Methicillin-Resistant Staphylococcus aureus (MRSA)
History
The S. aureus bacterium, commonly known as staph, was discovered in the 1880s. During this era, S. aureus infection commonly caused painful skin and soft tissue conditions such as boils, scalded-skin syndrome, and impetigo.More serious forms of S. aureus infection can progress to bacterial pneumonia and bacteria in the bloodstream—both of which can be fatal. S. aureus acquired from improperly prepared or stored food can also cause a form of food poisoning
In the 1940s, medical treatment for S. aureus infections became routine and successful with the discovery and introduction of antibiotic medication, such as penicillin.
From that point on, however, use of antibiotics—including misuse and overuse—has aided natural bacterial evolution by helping the microbes become resistant to drugs designed to help fight these infections.
In the late 1940s and throughout the 1950s, S. aureus developed resistance to penicillin. Methicillin, a form of penicillin, was introduced to counter the increasing problem of penicillin-resistant S. aureus. Methicillin was one of most common types of antibiotics used to treat S. aureus infections; but, in 1961, British scientists identified the first strains of S. aureus bacteria that resisted methicillin. This was the so-called birth of MRSA.
The first reported human case of MRSA in the United States came in 1968. Subsequently, new strains of bacteria have developed that can now resist previously effective drugs, such as methicillin and most related antibiotics.
MRSA is actually resistant to an entire class of penicillin-like antibiotics called beta-lactams. This class of antibiotics includes penicillin, amoxicillin, oxacillin, methicillin, and others.

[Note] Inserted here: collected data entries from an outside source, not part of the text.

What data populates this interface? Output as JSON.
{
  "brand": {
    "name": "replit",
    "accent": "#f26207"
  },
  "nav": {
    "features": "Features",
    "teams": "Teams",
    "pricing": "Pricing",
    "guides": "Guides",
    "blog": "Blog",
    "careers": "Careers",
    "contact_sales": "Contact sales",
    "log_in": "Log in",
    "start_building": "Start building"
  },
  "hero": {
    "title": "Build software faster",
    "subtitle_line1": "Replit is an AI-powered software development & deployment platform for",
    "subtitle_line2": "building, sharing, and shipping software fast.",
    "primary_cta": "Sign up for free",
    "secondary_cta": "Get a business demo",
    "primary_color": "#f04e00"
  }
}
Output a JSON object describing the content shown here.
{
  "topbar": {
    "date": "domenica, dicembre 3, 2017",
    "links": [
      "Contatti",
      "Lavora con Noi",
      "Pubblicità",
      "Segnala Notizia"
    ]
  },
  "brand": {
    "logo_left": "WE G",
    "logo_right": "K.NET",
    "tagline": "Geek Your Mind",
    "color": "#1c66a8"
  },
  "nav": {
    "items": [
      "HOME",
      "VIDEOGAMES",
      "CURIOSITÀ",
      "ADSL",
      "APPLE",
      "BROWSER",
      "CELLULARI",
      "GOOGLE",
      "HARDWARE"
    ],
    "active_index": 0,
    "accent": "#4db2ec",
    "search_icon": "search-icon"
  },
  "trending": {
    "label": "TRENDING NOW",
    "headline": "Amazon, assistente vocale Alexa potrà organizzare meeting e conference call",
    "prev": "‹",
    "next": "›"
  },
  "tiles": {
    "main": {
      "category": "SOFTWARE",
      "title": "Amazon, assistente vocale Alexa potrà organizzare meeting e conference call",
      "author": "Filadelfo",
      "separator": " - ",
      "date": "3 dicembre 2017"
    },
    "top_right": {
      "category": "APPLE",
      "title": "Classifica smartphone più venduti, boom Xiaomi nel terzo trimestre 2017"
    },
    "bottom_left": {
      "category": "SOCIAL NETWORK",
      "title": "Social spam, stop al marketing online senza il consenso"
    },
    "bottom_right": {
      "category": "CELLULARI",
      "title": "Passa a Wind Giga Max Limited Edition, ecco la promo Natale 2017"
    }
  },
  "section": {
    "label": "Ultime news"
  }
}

S. aureus is evolving even more and has begun to show resistance to additional antibiotics. In 2002, physicians in the United States documented the first S. aureus strains resistant to the antibiotic, vancomycin, which had been one of a handful of antibiotics of last resort for use against S. aureus. Though it is feared that this could quickly become a major issue in antibiotic resistance, thus far, vancomycin-resistant strains are still rare at this time.